Speaking during a visit to Singapore, Kallas said that she was “very sad” some member nations think they can postpone an investment pledge to spend a minimum 2% of gross domestic product on defense by next year. She supports lifting the floor to 2.5% of GDP to achieve a security posture that wouldn’t only serve as an appropriate deterrence, but also demonstrate NATO’s commitment to the US ahead of divisive presidential election in 2024.

“Not all countries take this seriously enough,” she said during an interview on the sidelines of a tech conference in the city-state. “It is very important for the European defense still to show to the Americans that we are doing everything because who knows what happens after the presidential elections.”
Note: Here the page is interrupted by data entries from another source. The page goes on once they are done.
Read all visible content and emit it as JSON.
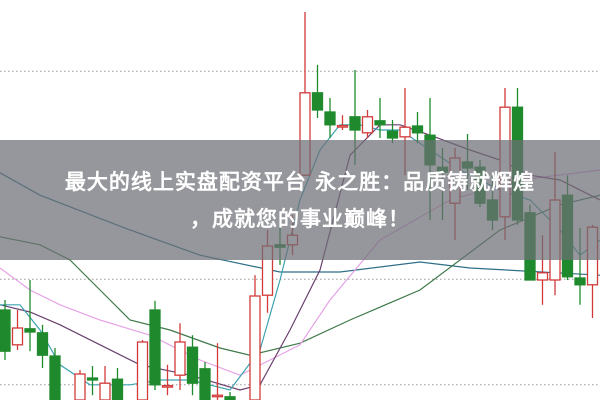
{
  "overlay": {
    "line1": "最大的线上实盘配资平台 永之胜：品质铸就辉煌",
    "line2": "，成就您的事业巅峰！"
  },
  "colors": {
    "up": "#d23a3a",
    "down": "#1e8a2d",
    "banner": "#6e6f76",
    "grid": "#9a9a9a"
  },
  "chart_data": {
    "type": "candlestick",
    "title": "",
    "xlabel": "",
    "ylabel": "",
    "ylim": [
      0,
      100
    ],
    "xlim": [
      -0.4,
      47.6
    ],
    "grid": true,
    "gridlines": [
      82.2,
      30.2,
      3.8
    ],
    "candles": [
      {
        "o": 22.5,
        "h": 25,
        "l": 10,
        "c": 12.2
      },
      {
        "o": 13.8,
        "h": 22.5,
        "l": 12.5,
        "c": 18
      },
      {
        "o": 17.8,
        "h": 30,
        "l": 12.2,
        "c": 17
      },
      {
        "o": 16.8,
        "h": 18.8,
        "l": 8,
        "c": 11.2
      },
      {
        "o": 11,
        "h": 13,
        "l": 0,
        "c": 0
      },
      null,
      {
        "o": 0,
        "h": 7.5,
        "l": 0,
        "c": 6.5
      },
      {
        "o": 5.5,
        "h": 8.5,
        "l": 1.2,
        "c": 5
      },
      {
        "o": 0,
        "h": 8.5,
        "l": 0,
        "c": 4.2
      },
      {
        "o": 5.2,
        "h": 8,
        "l": 0,
        "c": 0
      },
      null,
      {
        "o": 0,
        "h": 15,
        "l": 0,
        "c": 14.5
      },
      {
        "o": 22.5,
        "h": 24.8,
        "l": 2.5,
        "c": 3.8
      },
      {
        "o": 3.5,
        "h": 8.8,
        "l": 1.2,
        "c": 3.6
      },
      {
        "o": 6.2,
        "h": 19.2,
        "l": 2.5,
        "c": 14.5
      },
      {
        "o": 13.2,
        "h": 16.2,
        "l": 1.2,
        "c": 4.2
      },
      {
        "o": 7.8,
        "h": 9.5,
        "l": 0,
        "c": 0
      },
      {
        "o": 1,
        "h": 14.2,
        "l": 0,
        "c": 1.2
      },
      {
        "o": 0.8,
        "h": 2,
        "l": 0,
        "c": 0
      },
      null,
      {
        "o": 0,
        "h": 31.2,
        "l": 0,
        "c": 26
      },
      {
        "o": 26.2,
        "h": 42.5,
        "l": 21.8,
        "c": 38.5
      },
      {
        "o": 38.8,
        "h": 45,
        "l": 33.8,
        "c": 38.2
      },
      {
        "o": 38.8,
        "h": 46.2,
        "l": 36.2,
        "c": 41.2
      },
      {
        "o": 56.2,
        "h": 97,
        "l": 56.2,
        "c": 76.8
      },
      {
        "o": 76.8,
        "h": 83.8,
        "l": 70.5,
        "c": 72.5
      },
      {
        "o": 72,
        "h": 75.5,
        "l": 65.5,
        "c": 68.8
      },
      {
        "o": 68.5,
        "h": 71.2,
        "l": 67.5,
        "c": 68.6
      },
      {
        "o": 70.8,
        "h": 82.5,
        "l": 58.8,
        "c": 67.5
      },
      {
        "o": 66.8,
        "h": 72.5,
        "l": 65.5,
        "c": 70.8
      },
      {
        "o": 69.8,
        "h": 75.5,
        "l": 65.5,
        "c": 68.8
      },
      {
        "o": 67.2,
        "h": 70,
        "l": 64.2,
        "c": 65.5
      },
      {
        "o": 65.8,
        "h": 78,
        "l": 56.2,
        "c": 68.2
      },
      {
        "o": 68.5,
        "h": 72,
        "l": 64.2,
        "c": 66.8
      },
      {
        "o": 66.2,
        "h": 75.5,
        "l": 45,
        "c": 58.8
      },
      {
        "o": 58.2,
        "h": 63,
        "l": 45,
        "c": 57
      },
      {
        "o": 49.2,
        "h": 63,
        "l": 40,
        "c": 60.5
      },
      {
        "o": 59.5,
        "h": 66.5,
        "l": 52.5,
        "c": 58
      },
      {
        "o": 58.2,
        "h": 60,
        "l": 48.2,
        "c": 49.2
      },
      {
        "o": 50,
        "h": 56.2,
        "l": 42.5,
        "c": 45
      },
      {
        "o": 45.8,
        "h": 78,
        "l": 40,
        "c": 73.2
      },
      {
        "o": 73.2,
        "h": 78,
        "l": 43.8,
        "c": 45
      },
      {
        "o": 46.8,
        "h": 48.8,
        "l": 30,
        "c": 30
      },
      {
        "o": 30,
        "h": 41.2,
        "l": 23.8,
        "c": 31.8
      },
      {
        "o": 30,
        "h": 62,
        "l": 26.2,
        "c": 50
      },
      {
        "o": 51.2,
        "h": 56.2,
        "l": 30,
        "c": 30.8
      },
      {
        "o": 30.5,
        "h": 43,
        "l": 23.8,
        "c": 28.8
      },
      {
        "o": 28.8,
        "h": 43.8,
        "l": 20.5,
        "c": 43.2
      }
    ],
    "lines": [
      {
        "color": "#2e6f86",
        "points": [
          [
            -0.4,
            56.8
          ],
          [
            2.8,
            51.2
          ],
          [
            10,
            42.5
          ],
          [
            15.6,
            36.2
          ],
          [
            22,
            32
          ],
          [
            26.8,
            32
          ],
          [
            33.2,
            34.5
          ],
          [
            37.2,
            33
          ],
          [
            47.6,
            31.2
          ]
        ]
      },
      {
        "color": "#3f7a4a",
        "points": [
          [
            -0.4,
            40.8
          ],
          [
            2.8,
            38.8
          ],
          [
            5.2,
            35
          ],
          [
            7.6,
            27.5
          ],
          [
            10,
            20
          ],
          [
            13.2,
            17.5
          ],
          [
            17.2,
            13
          ],
          [
            19.6,
            11.2
          ],
          [
            23.6,
            14.2
          ],
          [
            27.6,
            20
          ],
          [
            33.2,
            27.5
          ],
          [
            39.6,
            42.5
          ],
          [
            44.4,
            48.8
          ],
          [
            47.6,
            51.2
          ]
        ]
      },
      {
        "color": "#e7a3e6",
        "points": [
          [
            -0.4,
            33
          ],
          [
            2,
            27.5
          ],
          [
            4.4,
            23.8
          ],
          [
            7.6,
            20
          ],
          [
            11.6,
            16.2
          ],
          [
            15.6,
            10
          ],
          [
            18.8,
            6.2
          ],
          [
            21.2,
            10
          ],
          [
            23.6,
            13.8
          ],
          [
            26,
            25
          ],
          [
            30,
            40
          ],
          [
            35.6,
            50
          ],
          [
            41.2,
            55
          ],
          [
            47.6,
            57.5
          ]
        ]
      },
      {
        "color": "#6b3f6e",
        "points": [
          [
            -0.4,
            23.8
          ],
          [
            2,
            22
          ],
          [
            4.4,
            18.8
          ],
          [
            7.6,
            13.8
          ],
          [
            10.8,
            8.8
          ],
          [
            14.8,
            6.2
          ],
          [
            18.8,
            2.5
          ],
          [
            20.4,
            3.8
          ],
          [
            22.8,
            17.5
          ],
          [
            25.2,
            32.5
          ],
          [
            27.6,
            61.2
          ],
          [
            30,
            68.8
          ],
          [
            31.6,
            68.8
          ],
          [
            34,
            66.2
          ],
          [
            37.2,
            62.5
          ],
          [
            39.6,
            60
          ],
          [
            42,
            56.2
          ],
          [
            44.4,
            55
          ],
          [
            47.6,
            50
          ]
        ]
      },
      {
        "color": "#3aa3b0",
        "points": [
          [
            -0.4,
            23.8
          ],
          [
            1.2,
            23.8
          ],
          [
            2.8,
            17.5
          ],
          [
            4.4,
            8.8
          ],
          [
            6.8,
            3.8
          ],
          [
            10,
            3.8
          ],
          [
            12.4,
            5
          ],
          [
            14.8,
            5
          ],
          [
            18,
            2.5
          ],
          [
            20.4,
            12.5
          ],
          [
            22,
            30
          ],
          [
            23.6,
            50
          ],
          [
            25.2,
            62.5
          ],
          [
            26.8,
            68.8
          ],
          [
            28.4,
            68.8
          ],
          [
            30,
            67.5
          ],
          [
            31.6,
            67.5
          ],
          [
            34,
            62.5
          ],
          [
            36.4,
            57.5
          ],
          [
            39.6,
            52.5
          ],
          [
            42,
            50
          ],
          [
            44.4,
            42.5
          ],
          [
            46,
            36.2
          ],
          [
            47.6,
            40
          ]
        ]
      }
    ]
  }
}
She joins a chorus of voices in Europe increasingly concerned over the need to address defense supply shortages as they continue to fuel the Ukrainian side of a war that is showing no signs of easing. Both Moscow and Kyiv are reporting widespread fighting along the front lines as anticipation mounts for Kyiv’s long-planned counteroffensive. 

Ukraine on Tuesday accused Russian forces of blowing up a giant dam in the south, unleashing a torrent of floodwater, threatening residents and complicating the battle.

NATO Secretary General Jens Stoltenberg said in an interview in Oslo this month that allies need to sign more contracts with defense companies to boost production given their ammunition stocks are running dry. The alliance may agree as soon as this summer to spend at least 2% of GDP on defense, a slight shift from a 10-year-old pledge to “move toward the 2% guideline.”